Mais lui n’a pas pu se joindre directement à la lutte, en raison d’un problème assez particulier : « On a cassé le répartiteur de freins. On a dû s’arrêter pour remettre la bonne balance, la voiture freinait trop de l’arrière. Ça nous a coûté un tour ; avec toutes les voitures de sécurité et la performance resserrée devant, on a jamais pu récupérer le temps perdu. Nous avons terminé troisièmes sans aucun autre soucis, je pense qu’on aurait pu avoir une chance sans ce pépin. »

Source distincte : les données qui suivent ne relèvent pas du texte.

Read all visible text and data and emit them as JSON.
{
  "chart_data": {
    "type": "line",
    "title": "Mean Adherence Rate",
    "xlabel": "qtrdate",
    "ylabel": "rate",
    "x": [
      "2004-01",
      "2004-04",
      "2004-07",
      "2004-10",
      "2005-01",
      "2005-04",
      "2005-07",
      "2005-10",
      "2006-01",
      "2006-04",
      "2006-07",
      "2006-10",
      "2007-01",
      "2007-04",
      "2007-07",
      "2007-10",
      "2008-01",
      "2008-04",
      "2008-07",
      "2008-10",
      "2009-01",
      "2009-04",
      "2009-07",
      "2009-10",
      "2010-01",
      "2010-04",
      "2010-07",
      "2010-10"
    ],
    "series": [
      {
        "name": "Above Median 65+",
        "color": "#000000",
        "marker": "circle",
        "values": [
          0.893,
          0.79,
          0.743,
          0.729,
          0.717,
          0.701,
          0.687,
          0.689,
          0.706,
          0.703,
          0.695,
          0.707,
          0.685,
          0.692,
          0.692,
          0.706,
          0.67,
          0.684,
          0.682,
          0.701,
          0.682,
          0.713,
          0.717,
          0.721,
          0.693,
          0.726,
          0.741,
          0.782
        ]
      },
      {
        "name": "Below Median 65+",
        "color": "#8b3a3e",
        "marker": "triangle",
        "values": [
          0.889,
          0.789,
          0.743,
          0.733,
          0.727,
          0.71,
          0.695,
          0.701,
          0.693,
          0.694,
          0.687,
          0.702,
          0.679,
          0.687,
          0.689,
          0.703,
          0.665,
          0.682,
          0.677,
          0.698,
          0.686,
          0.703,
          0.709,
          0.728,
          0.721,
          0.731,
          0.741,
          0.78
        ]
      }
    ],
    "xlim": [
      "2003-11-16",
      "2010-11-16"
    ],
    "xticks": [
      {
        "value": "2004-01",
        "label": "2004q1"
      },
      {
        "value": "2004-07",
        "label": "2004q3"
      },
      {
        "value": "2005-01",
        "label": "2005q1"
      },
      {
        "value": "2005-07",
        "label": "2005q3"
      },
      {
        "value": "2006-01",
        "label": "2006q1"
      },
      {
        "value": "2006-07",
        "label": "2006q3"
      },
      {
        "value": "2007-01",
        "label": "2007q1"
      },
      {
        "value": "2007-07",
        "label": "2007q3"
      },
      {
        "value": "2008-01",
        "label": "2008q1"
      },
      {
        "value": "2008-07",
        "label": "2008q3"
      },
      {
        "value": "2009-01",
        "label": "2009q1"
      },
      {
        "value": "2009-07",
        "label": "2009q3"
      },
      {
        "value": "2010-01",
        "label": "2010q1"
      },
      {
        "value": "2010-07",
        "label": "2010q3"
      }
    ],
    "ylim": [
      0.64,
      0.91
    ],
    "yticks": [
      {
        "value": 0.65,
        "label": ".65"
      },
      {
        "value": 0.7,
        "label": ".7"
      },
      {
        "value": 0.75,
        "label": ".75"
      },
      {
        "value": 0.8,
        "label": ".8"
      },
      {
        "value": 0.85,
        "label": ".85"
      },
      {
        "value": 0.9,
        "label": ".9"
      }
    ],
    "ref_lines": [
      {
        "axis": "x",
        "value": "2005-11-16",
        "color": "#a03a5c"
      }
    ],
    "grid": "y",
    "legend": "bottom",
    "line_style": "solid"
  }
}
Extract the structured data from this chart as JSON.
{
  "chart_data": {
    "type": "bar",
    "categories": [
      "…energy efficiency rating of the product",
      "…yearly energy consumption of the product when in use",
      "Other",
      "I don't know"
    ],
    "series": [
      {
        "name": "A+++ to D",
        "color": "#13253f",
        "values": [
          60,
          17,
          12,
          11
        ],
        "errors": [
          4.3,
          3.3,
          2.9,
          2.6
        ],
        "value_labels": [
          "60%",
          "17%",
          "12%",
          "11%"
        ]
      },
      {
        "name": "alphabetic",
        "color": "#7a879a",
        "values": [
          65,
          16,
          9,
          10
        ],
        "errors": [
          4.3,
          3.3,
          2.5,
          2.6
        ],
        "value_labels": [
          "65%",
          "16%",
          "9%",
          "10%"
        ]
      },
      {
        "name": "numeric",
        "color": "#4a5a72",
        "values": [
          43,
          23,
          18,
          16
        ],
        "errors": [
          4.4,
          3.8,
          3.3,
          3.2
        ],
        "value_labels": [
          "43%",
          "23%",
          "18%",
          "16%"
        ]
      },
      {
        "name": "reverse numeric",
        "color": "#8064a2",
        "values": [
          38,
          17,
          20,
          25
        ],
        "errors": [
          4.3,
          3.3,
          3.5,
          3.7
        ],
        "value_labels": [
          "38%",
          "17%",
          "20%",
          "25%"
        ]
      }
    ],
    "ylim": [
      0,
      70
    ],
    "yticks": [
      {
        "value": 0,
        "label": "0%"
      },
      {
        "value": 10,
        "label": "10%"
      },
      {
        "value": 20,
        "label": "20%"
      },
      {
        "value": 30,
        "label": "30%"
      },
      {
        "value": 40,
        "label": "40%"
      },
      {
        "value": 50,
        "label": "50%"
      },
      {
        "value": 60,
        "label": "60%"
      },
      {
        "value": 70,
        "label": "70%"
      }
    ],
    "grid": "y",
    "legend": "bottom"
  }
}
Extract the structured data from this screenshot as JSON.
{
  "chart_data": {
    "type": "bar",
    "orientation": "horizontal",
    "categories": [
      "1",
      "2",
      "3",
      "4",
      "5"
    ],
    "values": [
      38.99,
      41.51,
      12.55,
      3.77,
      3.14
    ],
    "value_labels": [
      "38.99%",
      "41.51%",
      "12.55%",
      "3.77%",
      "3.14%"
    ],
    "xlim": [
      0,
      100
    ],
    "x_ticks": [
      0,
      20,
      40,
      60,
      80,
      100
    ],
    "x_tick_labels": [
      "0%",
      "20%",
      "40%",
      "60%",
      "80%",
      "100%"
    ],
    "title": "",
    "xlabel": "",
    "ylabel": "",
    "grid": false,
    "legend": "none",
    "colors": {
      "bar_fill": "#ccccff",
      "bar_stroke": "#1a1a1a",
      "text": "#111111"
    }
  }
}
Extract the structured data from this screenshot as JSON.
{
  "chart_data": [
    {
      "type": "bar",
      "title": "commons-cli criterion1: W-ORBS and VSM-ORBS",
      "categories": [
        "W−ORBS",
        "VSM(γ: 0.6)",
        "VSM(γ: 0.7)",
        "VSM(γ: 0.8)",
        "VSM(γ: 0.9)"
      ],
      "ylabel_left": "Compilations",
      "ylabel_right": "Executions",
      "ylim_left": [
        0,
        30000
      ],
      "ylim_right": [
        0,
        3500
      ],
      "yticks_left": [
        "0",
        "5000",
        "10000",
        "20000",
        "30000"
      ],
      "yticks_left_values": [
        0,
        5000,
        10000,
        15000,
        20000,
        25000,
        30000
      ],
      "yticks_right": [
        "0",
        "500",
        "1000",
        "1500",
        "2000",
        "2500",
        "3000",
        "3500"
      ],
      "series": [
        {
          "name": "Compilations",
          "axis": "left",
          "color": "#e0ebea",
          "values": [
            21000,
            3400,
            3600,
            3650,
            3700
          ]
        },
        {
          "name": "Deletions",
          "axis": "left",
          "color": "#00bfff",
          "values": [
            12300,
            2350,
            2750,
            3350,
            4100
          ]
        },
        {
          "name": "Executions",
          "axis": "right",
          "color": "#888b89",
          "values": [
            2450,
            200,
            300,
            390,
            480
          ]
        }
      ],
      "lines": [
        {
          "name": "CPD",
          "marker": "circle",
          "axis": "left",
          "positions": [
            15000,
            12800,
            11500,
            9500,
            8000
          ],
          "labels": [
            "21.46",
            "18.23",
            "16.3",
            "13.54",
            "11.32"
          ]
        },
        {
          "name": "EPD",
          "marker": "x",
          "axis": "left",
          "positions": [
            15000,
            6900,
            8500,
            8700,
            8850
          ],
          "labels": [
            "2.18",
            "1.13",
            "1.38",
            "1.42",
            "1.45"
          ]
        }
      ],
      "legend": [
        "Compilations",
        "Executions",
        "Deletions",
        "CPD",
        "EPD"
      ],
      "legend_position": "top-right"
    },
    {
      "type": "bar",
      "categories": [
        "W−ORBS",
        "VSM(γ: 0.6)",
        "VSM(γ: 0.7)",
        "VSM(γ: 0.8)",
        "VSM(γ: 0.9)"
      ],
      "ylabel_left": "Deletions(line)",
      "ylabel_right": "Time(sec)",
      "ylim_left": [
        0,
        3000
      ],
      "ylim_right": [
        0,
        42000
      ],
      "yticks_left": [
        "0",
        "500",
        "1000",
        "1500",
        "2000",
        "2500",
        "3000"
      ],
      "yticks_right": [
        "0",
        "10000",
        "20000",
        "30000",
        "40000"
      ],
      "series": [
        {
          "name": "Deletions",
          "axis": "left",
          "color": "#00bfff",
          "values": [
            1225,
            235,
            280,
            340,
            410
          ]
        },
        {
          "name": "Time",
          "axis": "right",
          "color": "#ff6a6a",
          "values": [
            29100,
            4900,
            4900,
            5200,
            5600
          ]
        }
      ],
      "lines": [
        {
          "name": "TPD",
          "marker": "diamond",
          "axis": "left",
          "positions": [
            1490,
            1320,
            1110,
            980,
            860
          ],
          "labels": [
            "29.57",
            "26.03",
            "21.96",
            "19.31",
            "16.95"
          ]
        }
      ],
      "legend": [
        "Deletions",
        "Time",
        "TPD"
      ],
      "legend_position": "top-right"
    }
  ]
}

Le Mans retient son souffle. Après 24 heures d’âpre bataille, Benoît Tréluyer, Marcel Fässler et André Lotterer remportent le double tour d’horloge pour seulement 13 secondes et 854 millièmes sur la R18 TDI #2. Un écart infime sur une distance aussi longue. Malgré la déception, Nicolas Minassian n’a pas perdu son esprit sportif. «C’était dur d’accepter de ne pas gagner, mais c’était une course magnifique. On a quand même remporté le championnat ILMC (Intercontinental Le Mans Cup), mais pas Le Mans, et c’était l’objectif... » De manière générale, il ne tarit pas d’éloges quant à son rival. « On regardait Audi avec beaucoup de respect. C’était un très bel adversaire, et cet esprit était partagé des deux côtés. On s’est fait la guerre, parce que ça reste du sport automobile ; on se battait à tous les niveaux. Mais les pilotes s’entendaient très bien, comme les deux équipes. » De belles paroles qui concluent une rivalité entrée dans les livres.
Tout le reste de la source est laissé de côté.